An option agreement has been completed between Cornucopia Resources and USX Corp. (formerly U.S. Steel) for a gold property in Nevada. The agreement covers the 13,000-acre- plus Ivanhoe property in Elko Cty. which is said to represent one of the largest land positions in the Carlin gold belt.
Terms of the purchase are $750,000(US) on the effective date, another $1 million by year-end and a final payment of $1.5 million on Nov 30, 1988. The ground is subject to a 5% underlying royalty, the company points out.
Cornucopia says a mineral inventory of eight million tons grading 0.045 oz gold per ton has been established for a small portion of the acreage. This reserve is open to the west and north where exploratory drilling encountered high grade oxide mineralization. Many other promising areas exist which require more detailed exploration.
The company predicts that the oxide reserves might be amenable to low-cost surface mining and heap leach production.

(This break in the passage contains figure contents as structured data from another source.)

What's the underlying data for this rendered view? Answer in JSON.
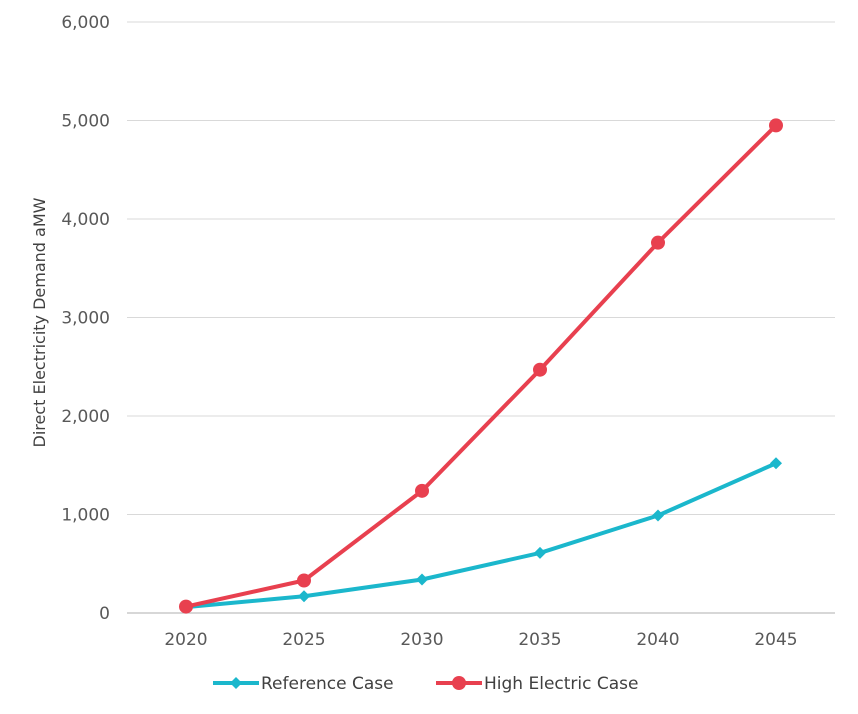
{
  "chart_data": {
    "type": "line",
    "title": "",
    "xlabel": "",
    "ylabel": "Direct Electricity Demand aMW",
    "x": [
      "2020",
      "2025",
      "2030",
      "2035",
      "2040",
      "2045"
    ],
    "ylim": [
      0,
      6000
    ],
    "yticks": [
      0,
      1000,
      2000,
      3000,
      4000,
      5000,
      6000
    ],
    "ytick_labels": [
      "0",
      "1,000",
      "2,000",
      "3,000",
      "4,000",
      "5,000",
      "6,000"
    ],
    "grid": true,
    "legend_position": "bottom",
    "series": [
      {
        "name": "Reference Case",
        "color": "#1bb7cc",
        "marker": "diamond",
        "values": [
          60,
          170,
          340,
          610,
          990,
          1520
        ]
      },
      {
        "name": "High Electric Case",
        "color": "#e8404f",
        "marker": "circle",
        "values": [
          65,
          330,
          1240,
          2470,
          3760,
          4950
        ]
      }
    ]
  }
}
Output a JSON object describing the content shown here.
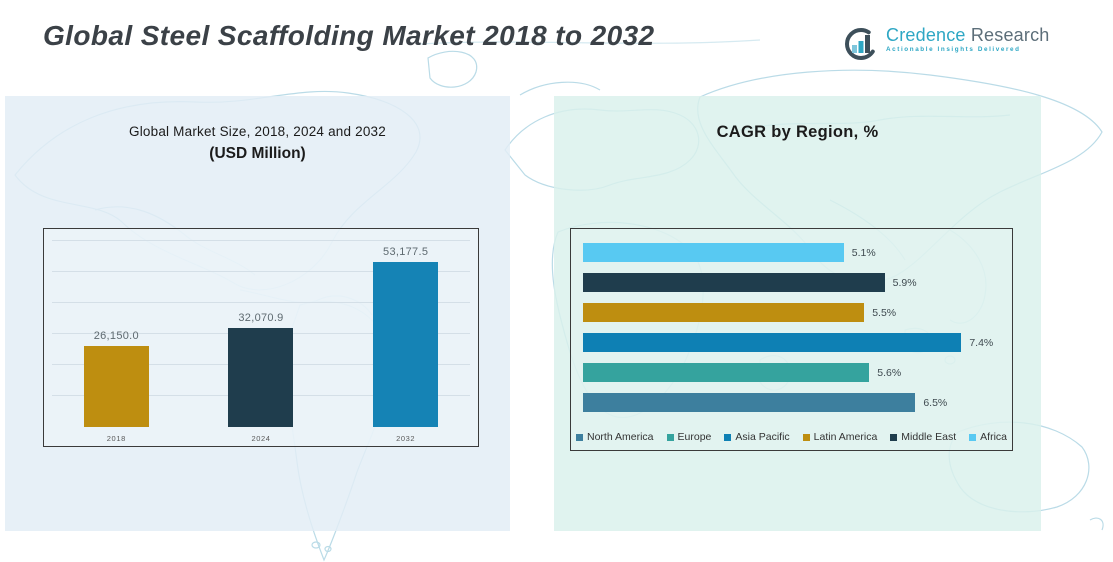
{
  "header": {
    "title": "Global Steel Scaffolding Market 2018 to 2032",
    "logo": {
      "brand_primary": "Credence",
      "brand_secondary": "Research",
      "tagline": "Actionable Insights Delivered",
      "icon": "bar-chart-circle-icon",
      "accent_color": "#2ea7c4",
      "slate_color": "#3d4f5a"
    }
  },
  "charts": {
    "left": {
      "title_line1": "Global Market Size, 2018, 2024 and 2032",
      "title_line2": "(USD Million)"
    },
    "right": {
      "title": "CAGR by Region, %"
    }
  },
  "chart_data": [
    {
      "type": "bar",
      "title": "Global Market Size, 2018, 2024 and 2032 (USD Million)",
      "categories": [
        "2018",
        "2024",
        "2032"
      ],
      "values": [
        26150.0,
        32070.9,
        53177.5
      ],
      "value_labels": [
        "26,150.0",
        "32,070.9",
        "53,177.5"
      ],
      "bar_colors": [
        "#be8e10",
        "#1f3d4d",
        "#1583b5"
      ],
      "ylim": [
        0,
        60000
      ],
      "gridline_step": 10000,
      "grid": true,
      "xlabel": "",
      "ylabel": "",
      "legend_position": "none"
    },
    {
      "type": "bar-horizontal",
      "title": "CAGR by Region, %",
      "categories": [
        "Africa",
        "Middle East",
        "Latin America",
        "Asia Pacific",
        "Europe",
        "North America"
      ],
      "values": [
        5.1,
        5.9,
        5.5,
        7.4,
        5.6,
        6.5
      ],
      "value_labels": [
        "5.1%",
        "5.9%",
        "5.5%",
        "7.4%",
        "5.6%",
        "6.5%"
      ],
      "bar_colors": [
        "#58c9f2",
        "#1f3d4d",
        "#be8e10",
        "#0e80b4",
        "#35a39e",
        "#3d7f9e"
      ],
      "xlim": [
        0,
        8
      ],
      "grid": false,
      "legend_position": "bottom",
      "legend": [
        {
          "label": "North America",
          "color": "#3d7f9e"
        },
        {
          "label": "Europe",
          "color": "#35a39e"
        },
        {
          "label": "Asia Pacific",
          "color": "#0e80b4"
        },
        {
          "label": "Latin America",
          "color": "#be8e10"
        },
        {
          "label": "Middle East",
          "color": "#1f3d4d"
        },
        {
          "label": "Africa",
          "color": "#58c9f2"
        }
      ]
    }
  ]
}
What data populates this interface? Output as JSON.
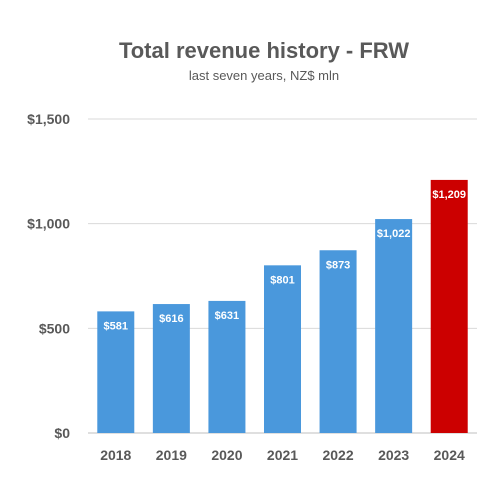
{
  "chart_data": {
    "type": "bar",
    "title": "Total revenue history - FRW",
    "subtitle": "last seven years, NZ$ mln",
    "categories": [
      "2018",
      "2019",
      "2020",
      "2021",
      "2022",
      "2023",
      "2024"
    ],
    "values": [
      581,
      616,
      631,
      801,
      873,
      1022,
      1209
    ],
    "data_labels": [
      "$581",
      "$616",
      "$631",
      "$801",
      "$873",
      "$1,022",
      "$1,209"
    ],
    "ylim": [
      0,
      1500
    ],
    "yticks": [
      0,
      500,
      1000,
      1500
    ],
    "ytick_labels": [
      "$0",
      "$500",
      "$1,000",
      "$1,500"
    ],
    "grid": true,
    "bar_color": "#4a98dc",
    "highlight_color": "#cc0000",
    "highlight_index": 6
  }
}
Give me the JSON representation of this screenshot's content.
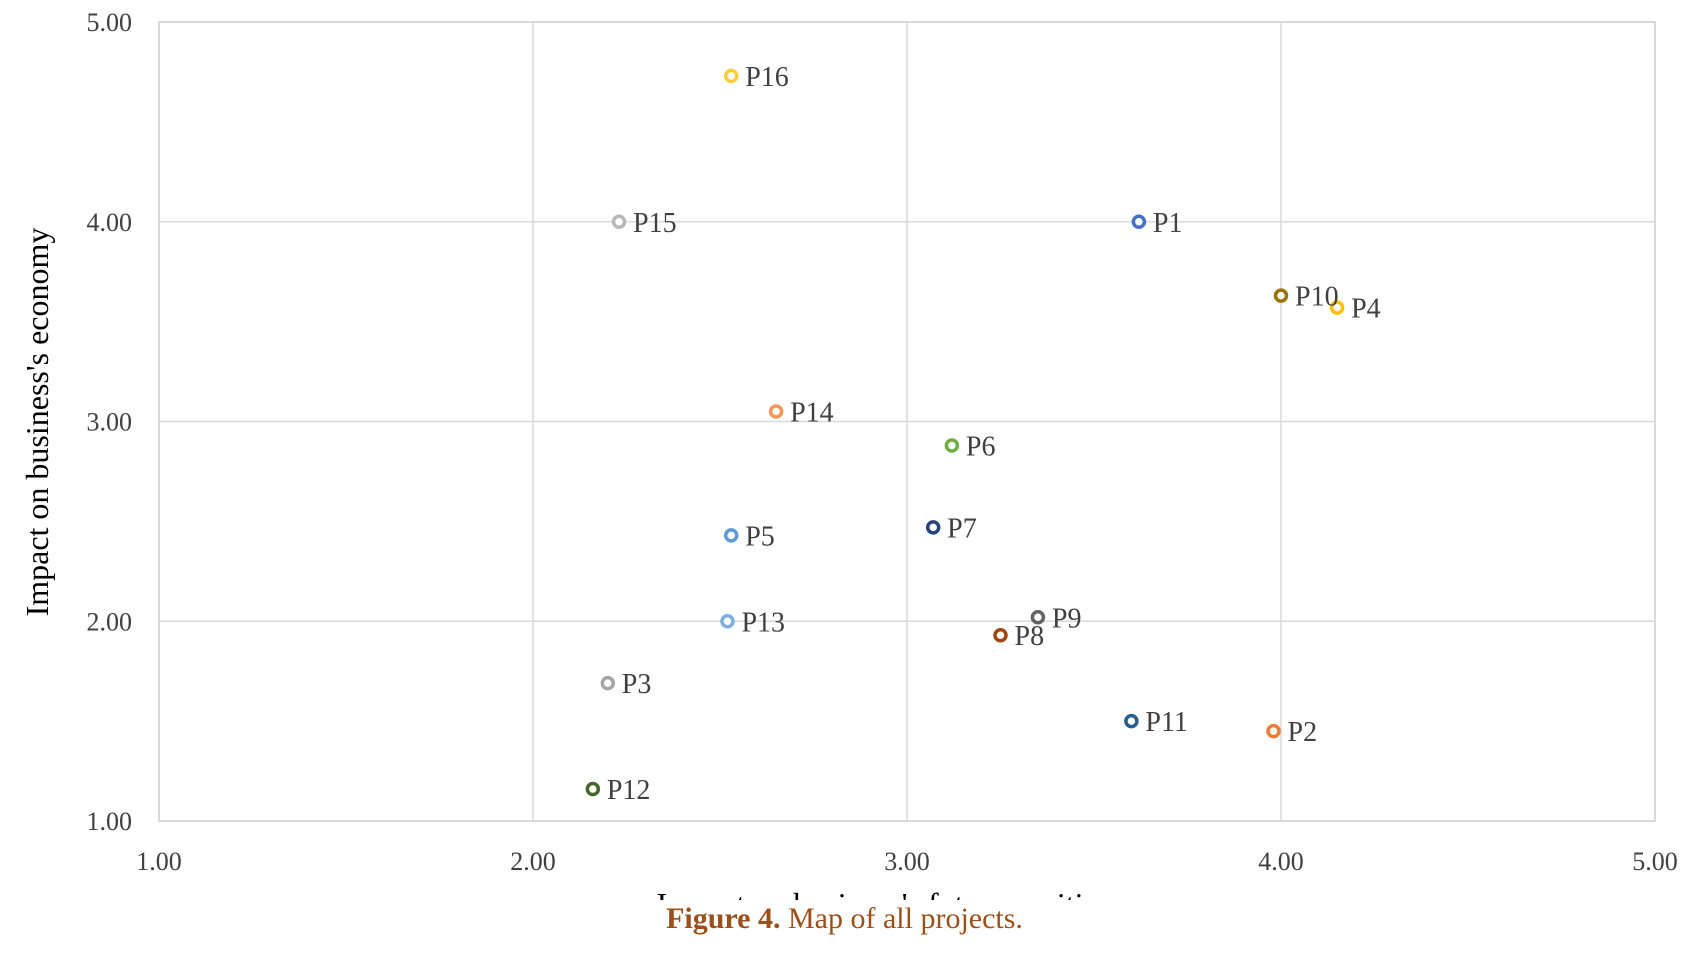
{
  "chart_data": {
    "type": "scatter",
    "xlabel": "Impact on business's future position",
    "ylabel": "Impact on business's economy",
    "xlim": [
      1.0,
      5.0
    ],
    "ylim": [
      1.0,
      5.0
    ],
    "x_ticks": [
      "1.00",
      "2.00",
      "3.00",
      "4.00",
      "5.00"
    ],
    "y_ticks": [
      "1.00",
      "2.00",
      "3.00",
      "4.00",
      "5.00"
    ],
    "grid": true,
    "points": [
      {
        "label": "P1",
        "x": 3.62,
        "y": 4.0,
        "color": "#4472c4"
      },
      {
        "label": "P2",
        "x": 3.98,
        "y": 1.45,
        "color": "#ed7d31"
      },
      {
        "label": "P3",
        "x": 2.2,
        "y": 1.69,
        "color": "#a5a5a5"
      },
      {
        "label": "P4",
        "x": 4.15,
        "y": 3.57,
        "color": "#ffc000"
      },
      {
        "label": "P5",
        "x": 2.53,
        "y": 2.43,
        "color": "#5b9bd5"
      },
      {
        "label": "P6",
        "x": 3.12,
        "y": 2.88,
        "color": "#70ad47"
      },
      {
        "label": "P7",
        "x": 3.07,
        "y": 2.47,
        "color": "#264478"
      },
      {
        "label": "P8",
        "x": 3.25,
        "y": 1.93,
        "color": "#9e480e"
      },
      {
        "label": "P9",
        "x": 3.35,
        "y": 2.02,
        "color": "#636363"
      },
      {
        "label": "P10",
        "x": 4.0,
        "y": 3.63,
        "color": "#997300"
      },
      {
        "label": "P11",
        "x": 3.6,
        "y": 1.5,
        "color": "#255e91"
      },
      {
        "label": "P12",
        "x": 2.16,
        "y": 1.16,
        "color": "#43682b"
      },
      {
        "label": "P13",
        "x": 2.52,
        "y": 2.0,
        "color": "#7cafdd"
      },
      {
        "label": "P14",
        "x": 2.65,
        "y": 3.05,
        "color": "#f1975a"
      },
      {
        "label": "P15",
        "x": 2.23,
        "y": 4.0,
        "color": "#b7b7b7"
      },
      {
        "label": "P16",
        "x": 2.53,
        "y": 4.73,
        "color": "#ffcd33"
      }
    ]
  },
  "caption": {
    "number": "Figure 4.",
    "text": " Map of all projects."
  }
}
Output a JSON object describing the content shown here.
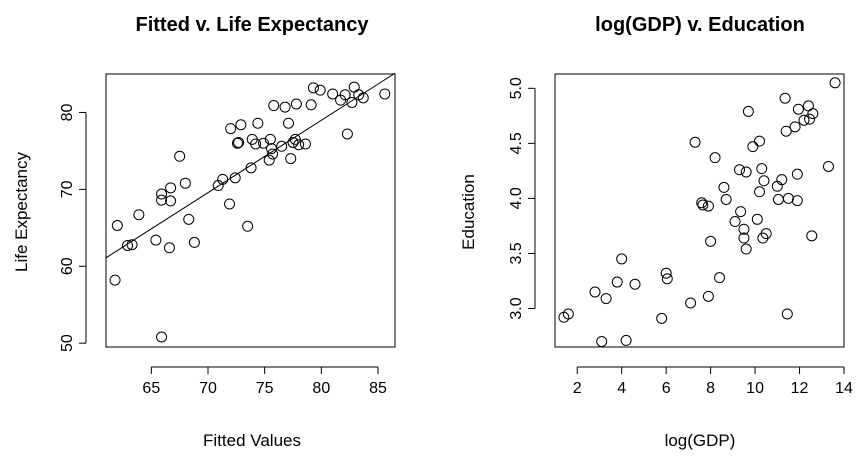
{
  "chart_data": [
    {
      "type": "scatter",
      "title": "Fitted v. Life Expectancy",
      "xlabel": "Fitted Values",
      "ylabel": "Life Expectancy",
      "xlim": [
        61,
        86.5
      ],
      "ylim": [
        49.5,
        85
      ],
      "xticks": [
        65,
        70,
        75,
        80,
        85
      ],
      "yticks": [
        50,
        60,
        70,
        80
      ],
      "grid": false,
      "fit_line": {
        "x": [
          61,
          86.5
        ],
        "y": [
          61.1,
          85.1
        ]
      },
      "points": [
        {
          "x": 61.8,
          "y": 58.2
        },
        {
          "x": 62.0,
          "y": 65.3
        },
        {
          "x": 62.9,
          "y": 62.7
        },
        {
          "x": 63.3,
          "y": 62.8
        },
        {
          "x": 63.9,
          "y": 66.7
        },
        {
          "x": 65.4,
          "y": 63.4
        },
        {
          "x": 65.9,
          "y": 50.8
        },
        {
          "x": 65.9,
          "y": 69.4
        },
        {
          "x": 65.9,
          "y": 68.6
        },
        {
          "x": 66.6,
          "y": 62.4
        },
        {
          "x": 66.7,
          "y": 70.2
        },
        {
          "x": 66.7,
          "y": 68.5
        },
        {
          "x": 67.5,
          "y": 74.3
        },
        {
          "x": 68.0,
          "y": 70.8
        },
        {
          "x": 68.3,
          "y": 66.1
        },
        {
          "x": 68.8,
          "y": 63.1
        },
        {
          "x": 70.9,
          "y": 70.5
        },
        {
          "x": 71.3,
          "y": 71.3
        },
        {
          "x": 71.9,
          "y": 68.1
        },
        {
          "x": 72.0,
          "y": 77.9
        },
        {
          "x": 72.4,
          "y": 71.5
        },
        {
          "x": 72.6,
          "y": 76.0
        },
        {
          "x": 72.7,
          "y": 76.1
        },
        {
          "x": 72.9,
          "y": 78.4
        },
        {
          "x": 73.5,
          "y": 65.2
        },
        {
          "x": 73.8,
          "y": 72.8
        },
        {
          "x": 73.9,
          "y": 76.5
        },
        {
          "x": 74.2,
          "y": 75.9
        },
        {
          "x": 74.4,
          "y": 78.6
        },
        {
          "x": 74.9,
          "y": 76.0
        },
        {
          "x": 75.4,
          "y": 73.8
        },
        {
          "x": 75.5,
          "y": 76.5
        },
        {
          "x": 75.6,
          "y": 75.3
        },
        {
          "x": 75.7,
          "y": 74.6
        },
        {
          "x": 75.8,
          "y": 80.9
        },
        {
          "x": 76.5,
          "y": 75.6
        },
        {
          "x": 76.8,
          "y": 80.7
        },
        {
          "x": 77.1,
          "y": 78.6
        },
        {
          "x": 77.3,
          "y": 74.0
        },
        {
          "x": 77.5,
          "y": 76.1
        },
        {
          "x": 77.7,
          "y": 76.5
        },
        {
          "x": 77.8,
          "y": 81.1
        },
        {
          "x": 78.0,
          "y": 75.8
        },
        {
          "x": 78.6,
          "y": 75.9
        },
        {
          "x": 79.1,
          "y": 81.0
        },
        {
          "x": 79.3,
          "y": 83.2
        },
        {
          "x": 79.9,
          "y": 82.9
        },
        {
          "x": 81.0,
          "y": 82.4
        },
        {
          "x": 81.7,
          "y": 81.6
        },
        {
          "x": 82.1,
          "y": 82.3
        },
        {
          "x": 82.3,
          "y": 77.2
        },
        {
          "x": 82.7,
          "y": 81.3
        },
        {
          "x": 82.9,
          "y": 83.3
        },
        {
          "x": 83.3,
          "y": 82.3
        },
        {
          "x": 83.7,
          "y": 81.9
        },
        {
          "x": 85.6,
          "y": 82.4
        }
      ]
    },
    {
      "type": "scatter",
      "title": "log(GDP) v. Education",
      "xlabel": "log(GDP)",
      "ylabel": "Education",
      "xlim": [
        1.0,
        14.0
      ],
      "ylim": [
        2.65,
        5.13
      ],
      "xticks": [
        2,
        4,
        6,
        8,
        10,
        12,
        14
      ],
      "yticks": [
        3.0,
        3.5,
        4.0,
        4.5,
        5.0
      ],
      "grid": false,
      "points": [
        {
          "x": 1.4,
          "y": 2.92
        },
        {
          "x": 1.6,
          "y": 2.95
        },
        {
          "x": 2.8,
          "y": 3.15
        },
        {
          "x": 3.1,
          "y": 2.7
        },
        {
          "x": 3.3,
          "y": 3.09
        },
        {
          "x": 3.8,
          "y": 3.24
        },
        {
          "x": 4.0,
          "y": 3.45
        },
        {
          "x": 4.2,
          "y": 2.71
        },
        {
          "x": 4.6,
          "y": 3.22
        },
        {
          "x": 5.8,
          "y": 2.91
        },
        {
          "x": 6.0,
          "y": 3.32
        },
        {
          "x": 6.05,
          "y": 3.27
        },
        {
          "x": 7.1,
          "y": 3.05
        },
        {
          "x": 7.3,
          "y": 4.51
        },
        {
          "x": 7.6,
          "y": 3.96
        },
        {
          "x": 7.65,
          "y": 3.94
        },
        {
          "x": 7.9,
          "y": 3.93
        },
        {
          "x": 7.9,
          "y": 3.11
        },
        {
          "x": 8.0,
          "y": 3.61
        },
        {
          "x": 8.2,
          "y": 4.37
        },
        {
          "x": 8.4,
          "y": 3.28
        },
        {
          "x": 8.6,
          "y": 4.1
        },
        {
          "x": 8.7,
          "y": 3.99
        },
        {
          "x": 9.1,
          "y": 3.79
        },
        {
          "x": 9.3,
          "y": 4.26
        },
        {
          "x": 9.35,
          "y": 3.88
        },
        {
          "x": 9.5,
          "y": 3.72
        },
        {
          "x": 9.5,
          "y": 3.64
        },
        {
          "x": 9.6,
          "y": 3.54
        },
        {
          "x": 9.6,
          "y": 4.24
        },
        {
          "x": 9.7,
          "y": 4.79
        },
        {
          "x": 9.9,
          "y": 4.47
        },
        {
          "x": 10.1,
          "y": 3.81
        },
        {
          "x": 10.2,
          "y": 4.52
        },
        {
          "x": 10.2,
          "y": 4.06
        },
        {
          "x": 10.3,
          "y": 4.27
        },
        {
          "x": 10.35,
          "y": 3.64
        },
        {
          "x": 10.4,
          "y": 4.16
        },
        {
          "x": 10.5,
          "y": 3.68
        },
        {
          "x": 11.0,
          "y": 4.11
        },
        {
          "x": 11.05,
          "y": 3.99
        },
        {
          "x": 11.2,
          "y": 4.17
        },
        {
          "x": 11.35,
          "y": 4.91
        },
        {
          "x": 11.4,
          "y": 4.61
        },
        {
          "x": 11.45,
          "y": 2.95
        },
        {
          "x": 11.5,
          "y": 4.0
        },
        {
          "x": 11.8,
          "y": 4.65
        },
        {
          "x": 11.9,
          "y": 3.98
        },
        {
          "x": 11.9,
          "y": 4.22
        },
        {
          "x": 11.95,
          "y": 4.81
        },
        {
          "x": 12.2,
          "y": 4.71
        },
        {
          "x": 12.4,
          "y": 4.84
        },
        {
          "x": 12.45,
          "y": 4.72
        },
        {
          "x": 12.55,
          "y": 3.66
        },
        {
          "x": 12.6,
          "y": 4.77
        },
        {
          "x": 13.3,
          "y": 4.29
        },
        {
          "x": 13.6,
          "y": 5.05
        }
      ]
    }
  ]
}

Higher grade sulphide material averaging 0.1 oz gold might be amenable to conventional milling techniques, it adds. A spring drilling program is planned.
At the company’s Red Mountain project in southwestern Colorado, an independent consulting firm has come up with an open pit reserve of 12.4 million tons grading 0.027 oz gold and 0.79 oz silver per ton with a 0.6-to-1 strip ratio (waste to ore). Cash operating costs are estimated to be around $203 per oz gold.